Hyderabad neighborhood brings back 20,000 sparrows once lost to the city
Hyderabad: Once a constant presence in Indian homes, the house sparrow has been quietly disappearing from cities. Now, one Hyderabad neighborhood is showing how to bring them back.
A grassroots effort has helped restore an estimated 20,000 sparrows to the area, countering a decline linked to modern urban design. The house sparrow evolved alongside human settlements, nesting in the ventilators, tiled roofs, and small gaps of older homes. It became a marker of environmental health. But glass-and-concrete buildings have left the bird with few places to nest, driving sharp drops in urban populations.
Recent surveys in Thiruvananthapuram and other cities show similar patterns.“Modern architecture plays a decisive role here. Today’s structures are sealed, smooth, and inhospitable for the sparrow,” told bird researcher Sujan Chatterjee. He notes the decline is not uniform — sparrows still exist in many non-urban and semi-urban areas — but cities face the real crisis.

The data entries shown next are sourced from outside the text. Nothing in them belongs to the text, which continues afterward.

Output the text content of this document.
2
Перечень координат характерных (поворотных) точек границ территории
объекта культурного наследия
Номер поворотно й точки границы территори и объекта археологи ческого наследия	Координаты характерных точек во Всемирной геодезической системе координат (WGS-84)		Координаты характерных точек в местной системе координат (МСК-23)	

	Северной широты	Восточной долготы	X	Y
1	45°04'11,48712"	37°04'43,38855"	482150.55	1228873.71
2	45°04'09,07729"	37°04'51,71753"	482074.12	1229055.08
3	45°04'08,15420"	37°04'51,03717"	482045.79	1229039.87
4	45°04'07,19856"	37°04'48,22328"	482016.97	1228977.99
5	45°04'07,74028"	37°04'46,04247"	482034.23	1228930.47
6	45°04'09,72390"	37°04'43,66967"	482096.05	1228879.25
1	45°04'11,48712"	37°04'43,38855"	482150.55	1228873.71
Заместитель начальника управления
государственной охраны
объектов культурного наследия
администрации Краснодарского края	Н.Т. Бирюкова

In Hyderabad, residents and experts tackled the problem directly: installing thousands of nest boxes, creating grain and water stations, and growing native plants to support insects sparrows feed their chicks. The approach treated the sparrow as an “indicator species” — its return signaling broader urban ecosystem recovery.
Experts say the model shows what it will take to reverse the trend: small architectural tweaks, community involvement, and habitat access. As one bird expert put it, bringing sparrows back means giving them a way back into our homes.